A government audit of India’s flagship payments processor last year found more than 40 security vulnerabilities including several it called “critical” and “high” risk, according to an internal government document seen by Reuters.
The audit, which took place over four months to February 2019, highlighted a lack of encryption of personal data at the National Payments Corporation of India (NPCI) which forms the backbone of the country’s digital payments system and operates the RuPay card network championed by Prime Minister Narendra Modi.
The March 2019 government document cited the storing of 16-digit card numbers and other personal information such as customer names, account numbers and national identity numbers in “plain text” in some databases, leaving the data unprotected if the system was breached. The audit has not previously been reported.
The NPCI said in a statement to Reuters it is regularly audited in the interests of security and senior management reviews all findings, which are then “remediated to (the) satisfaction of the auditors”. This includes the findings cited by Reuters, it said.
India’s National Cyber Security Coordinator, Rajesh Pant, whose office coordinated the audit, also said in a statement to Reuters that “all observations raised in last year’s report have been confirmed as resolved by the NPCI”.
Pant added audits are best practice for the mitigation of cyberattacks and are conducted on a periodic basis by all enterprises.
The audit was undertaken to provide Modi’s National Security Council with an overview of the NPCI’s defences against cyberattacks. Modi’s office and the finance ministry did not respond to a Reuters request for comment.
The audit’s findings underscore the data-security challenges faced by the NPCI which processes billions of dollars daily via services that include inter-bank fund transfers, ATM transactions and digital payments.
In India and beyond, financial institutions are under immense pressure to mount effective defences to protect their customers as the number of malicious cyberattacks grow and hackers become more sophisticated.
Set up in 2008, the NPCI is a not-for-profit company which as of March 2019 counted 56 banks as its shareholders, including the State Bank of India, Citibank and HSBC.
RuPay, in particular, has been enthusiastically endorsed by Modi who has likened its use to a national duty. It has grown to account for almost two-thirds of nearly 900 million debit and credit cards issued in India as of October, according to NPCI and central bank data.
Governance concerns
The audit followed a Reserve Bank of India (RBI) inspection report on the NPCI in July 2017 that found lapses in its internal auditing practices, operational risks and improper whistleblower policies.
There was “lack of awareness of risks and risk culture in the institution,” according to a mostly redacted version of the 37-page report that was obtained by Reuters via the Right to Information Act (RTI) last year.
The 2019 government document about the audit also noted: “There is a strong need for proper governance.”
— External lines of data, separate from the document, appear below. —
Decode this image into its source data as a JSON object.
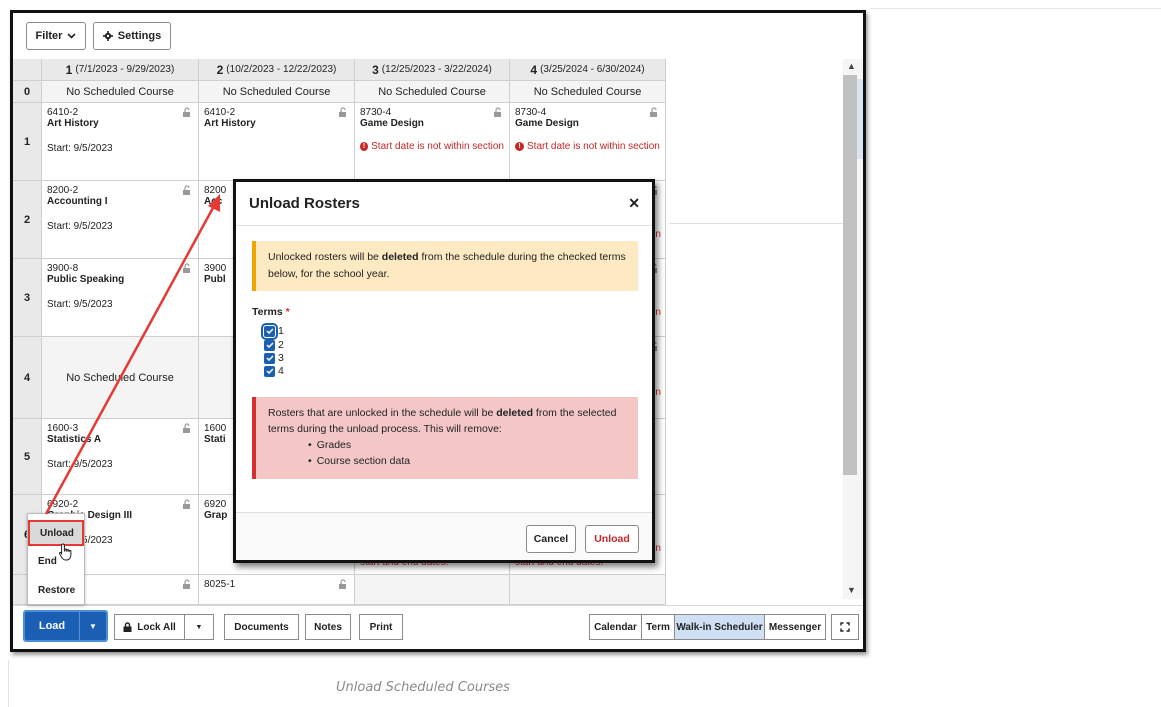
{
  "toolbar": {
    "filter_label": "Filter",
    "settings_label": "Settings"
  },
  "columns": [
    {
      "num": "1",
      "range": "(7/1/2023 - 9/29/2023)"
    },
    {
      "num": "2",
      "range": "(10/2/2023 - 12/22/2023)"
    },
    {
      "num": "3",
      "range": "(12/25/2023 - 3/22/2024)"
    },
    {
      "num": "4",
      "range": "(3/25/2024 - 6/30/2024)"
    }
  ],
  "rows": {
    "r0": {
      "num": "0",
      "text": "No Scheduled Course"
    },
    "r1": {
      "num": "1",
      "c1_code": "6410-2",
      "c1_name": "Art History",
      "c1_start": "Start: 9/5/2023",
      "c2_code": "6410-2",
      "c2_name": "Art History",
      "c3_code": "8730-4",
      "c3_name": "Game Design",
      "c3_warn": "Start date is not within section",
      "c4_code": "8730-4",
      "c4_name": "Game Design",
      "c4_warn": "Start date is not within section"
    },
    "r2": {
      "num": "2",
      "c1_code": "8200-2",
      "c1_name": "Accounting I",
      "c1_start": "Start: 9/5/2023",
      "c2_code": "8200",
      "c2_name": "Acc",
      "c3_tail": "ion",
      "c4_tail": "ion"
    },
    "r3": {
      "num": "3",
      "c1_code": "3900-8",
      "c1_name": "Public Speaking",
      "c1_start": "Start: 9/5/2023",
      "c2_code": "3900",
      "c2_name": "Publ",
      "c3_tail": "ion",
      "c4_tail": "ion"
    },
    "r4": {
      "num": "4",
      "c1_text": "No Scheduled Course",
      "c3_tail": "ion",
      "c4_tail": "ion"
    },
    "r5": {
      "num": "5",
      "c1_code": "1600-3",
      "c1_name": "Statistics A",
      "c1_start": "Start: 9/5/2023",
      "c2_code": "1600",
      "c2_name": "Stati"
    },
    "r6": {
      "num": "6",
      "c1_code": "6920-2",
      "c1_name": "Graphic Design III",
      "c1_start": "Start: 9/5/2023",
      "c2_code": "6920",
      "c2_name": "Grap",
      "c3_warn": "start and end dates.",
      "c4_warn": "start and end dates.",
      "c4_tail": "ion"
    },
    "r7": {
      "c1_code": "",
      "c2_code": "8025-1"
    }
  },
  "bottombar": {
    "load_label": "Load",
    "lock_all_label": "Lock All",
    "documents_label": "Documents",
    "notes_label": "Notes",
    "print_label": "Print",
    "calendar_label": "Calendar",
    "term_label": "Term",
    "walkin_label": "Walk-in Scheduler",
    "messenger_label": "Messenger"
  },
  "load_menu": {
    "unload": "Unload",
    "end": "End",
    "restore": "Restore"
  },
  "modal": {
    "title": "Unload Rosters",
    "warn_pre": "Unlocked rosters will be ",
    "warn_bold": "deleted",
    "warn_post": " from the schedule during the checked terms below, for the school year.",
    "terms_label": "Terms",
    "terms_required": "*",
    "terms": [
      "1",
      "2",
      "3",
      "4"
    ],
    "err_pre": "Rosters that are unlocked in the schedule will be ",
    "err_bold": "deleted",
    "err_post": " from the selected terms during the unload process. This will remove:",
    "err_items": [
      "Grades",
      "Course section data"
    ],
    "cancel_label": "Cancel",
    "unload_label": "Unload"
  },
  "caption": "Unload Scheduled Courses",
  "colors": {
    "accent": "#1a5fb4",
    "danger": "#d32f2f",
    "warning": "#f0a500",
    "annotation": "#e53935"
  }
}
The RBI conducted another inspection between November and December 2019. A 33-page report on that audit included its assessment of NPCI’s governance and operational and credit risks. But most of the report, also obtained by Reuters via the RTI Act, was redacted by the central bank which cited the need to protect India’s and the NPCI’s economic interests.
The NPCI in its statement did not comment specifically on the RBI reports, but said all observations cited by Reuters were remediated. The RBI did not comment on the reports.
Issues cited
The March 2019 government document said a variety of card numbers were unencrypted within the NPCI database for the country’s network of almost 250,000 ATMs, while unencrypted RuPay card numbers could also be seen in the organisation’s server logs.
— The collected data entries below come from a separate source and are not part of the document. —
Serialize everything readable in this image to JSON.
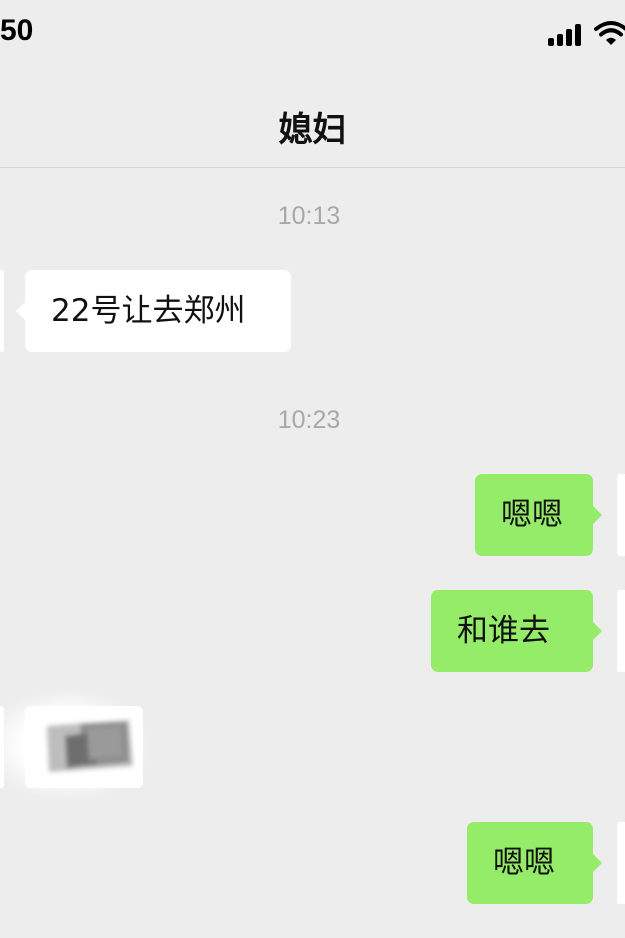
{
  "status_bar": {
    "time": "50",
    "icons": [
      "cellular-signal-icon",
      "wifi-icon"
    ]
  },
  "chat": {
    "contact_name": "媳妇",
    "messages": [
      {
        "type": "timestamp",
        "text": "10:13"
      },
      {
        "type": "text",
        "direction": "incoming",
        "text": "22号让去郑州"
      },
      {
        "type": "timestamp",
        "text": "10:23"
      },
      {
        "type": "text",
        "direction": "outgoing",
        "text": "嗯嗯"
      },
      {
        "type": "text",
        "direction": "outgoing",
        "text": "和谁去"
      },
      {
        "type": "image",
        "direction": "incoming"
      },
      {
        "type": "text",
        "direction": "outgoing",
        "text": "嗯嗯"
      }
    ]
  },
  "colors": {
    "background": "#ededed",
    "outgoing_bubble": "#95ec69",
    "incoming_bubble": "#ffffff",
    "timestamp_text": "#a8a8a8"
  }
}
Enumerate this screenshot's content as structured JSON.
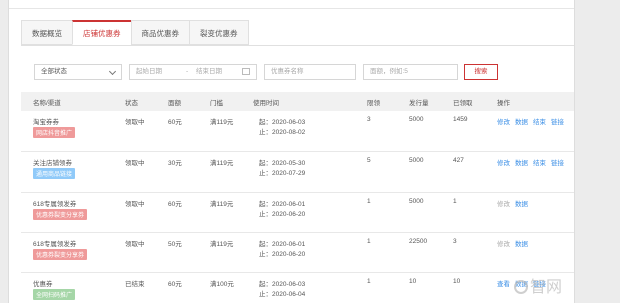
{
  "tabs": [
    "数据概览",
    "店铺优惠券",
    "商品优惠券",
    "裂变优惠券"
  ],
  "filters": {
    "status": "全部状态",
    "start_date": "起始日期",
    "sep": "-",
    "end_date": "结束日期",
    "coupon_name": "优惠券名称",
    "store": "面额，例如:5",
    "search": "搜索"
  },
  "columns": [
    "名称/渠道",
    "状态",
    "面额",
    "门槛",
    "使用时间",
    "限领",
    "发行量",
    "已领取",
    "操作"
  ],
  "rows": [
    {
      "name": "淘宝券券",
      "tag": "网店抖音推广",
      "tag_color": "#ef9a9a",
      "status": "领取中",
      "amount": "60元",
      "threshold": "满119元",
      "start": "起：2020-06-03",
      "end": "止：2020-08-02",
      "limit": "3",
      "issued": "5000",
      "received": "1459",
      "ops": [
        "修改",
        "数据",
        "结束",
        "链接"
      ]
    },
    {
      "name": "关注店铺领券",
      "tag": "通用商品链接",
      "tag_color": "#90caf9",
      "status": "领取中",
      "amount": "30元",
      "threshold": "满119元",
      "start": "起：2020-05-30",
      "end": "止：2020-07-29",
      "limit": "5",
      "issued": "5000",
      "received": "427",
      "ops": [
        "修改",
        "数据",
        "结束",
        "链接"
      ]
    },
    {
      "name": "618专属领发券",
      "tag": "优惠券裂变分享券",
      "tag_color": "#ef9a9a",
      "status": "领取中",
      "amount": "60元",
      "threshold": "满119元",
      "start": "起：2020-06-01",
      "end": "止：2020-06-20",
      "limit": "1",
      "issued": "5000",
      "received": "1",
      "ops": [
        "修改",
        "数据"
      ]
    },
    {
      "name": "618专属领发券",
      "tag": "优惠券裂变分享券",
      "tag_color": "#ef9a9a",
      "status": "领取中",
      "amount": "50元",
      "threshold": "满119元",
      "start": "起：2020-06-01",
      "end": "止：2020-06-20",
      "limit": "1",
      "issued": "22500",
      "received": "3",
      "ops": [
        "修改",
        "数据"
      ]
    },
    {
      "name": "优惠券",
      "tag": "全网扫码推广",
      "tag_color": "#a5d6a7",
      "status": "已结束",
      "amount": "60元",
      "threshold": "满100元",
      "start": "起：2020-06-03",
      "end": "止：2020-06-04",
      "limit": "1",
      "issued": "10",
      "received": "10",
      "ops": [
        "查看",
        "数据",
        "链接"
      ]
    }
  ],
  "watermark": "智网"
}
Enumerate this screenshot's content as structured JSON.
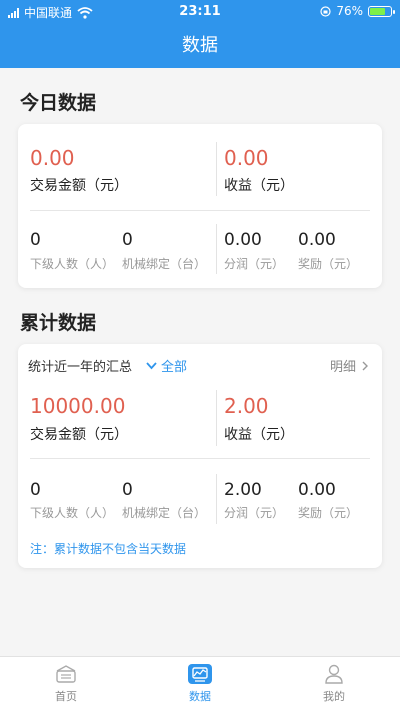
{
  "status_bar": {
    "carrier": "中国联通",
    "time": "23:11",
    "battery_text": "76%",
    "battery_level": 0.76
  },
  "nav": {
    "title": "数据"
  },
  "today": {
    "title": "今日数据",
    "trade_amount": {
      "value": "0.00",
      "label": "交易金额（元）"
    },
    "income": {
      "value": "0.00",
      "label": "收益（元）"
    },
    "stats": [
      {
        "value": "0",
        "label": "下级人数（人）"
      },
      {
        "value": "0",
        "label": "机械绑定（台）"
      },
      {
        "value": "0.00",
        "label": "分润（元）"
      },
      {
        "value": "0.00",
        "label": "奖励（元）"
      }
    ]
  },
  "cumulative": {
    "title": "累计数据",
    "summary_label": "统计近一年的汇总",
    "filter_label": "全部",
    "detail_label": "明细",
    "trade_amount": {
      "value": "10000.00",
      "label": "交易金额（元）"
    },
    "income": {
      "value": "2.00",
      "label": "收益（元）"
    },
    "stats": [
      {
        "value": "0",
        "label": "下级人数（人）"
      },
      {
        "value": "0",
        "label": "机械绑定（台）"
      },
      {
        "value": "2.00",
        "label": "分润（元）"
      },
      {
        "value": "0.00",
        "label": "奖励（元）"
      }
    ],
    "note": "注：累计数据不包含当天数据"
  },
  "tab_bar": {
    "items": [
      {
        "label": "首页"
      },
      {
        "label": "数据"
      },
      {
        "label": "我的"
      }
    ],
    "active": 1
  },
  "colors": {
    "primary": "#2f95ec",
    "amount_red": "#e06050",
    "battery_green": "#7ef04a"
  }
}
It recommended that sensitive data, customer data and personal identity information be “properly encrypted/masked in the database and logs”.
NPCI said in its statement to Reuters that it stores card data in line with standards set by the PCI Security Standards Council, and has been subject to audits authorised by the council. “No non-conformities have been observed and we are fully compliant to these standards,” the statement said.
Other high risk issues in RuPay and other NPCI applications cited by the government audit included so-called “buffer overflow” vulnerability, a memory safety issue that can allow hackers to take advantage of coding mistakes.
Operating systems used by the NPCI were not “up to date” and one of its mail servers had inadequate anti-malware functionality, it also said.
The audit was conducted by a team of 10 to 12 people at NPCI’s Mumbai headquarters and offices in two other cities, a person familiar with the matter said, declining to be identified.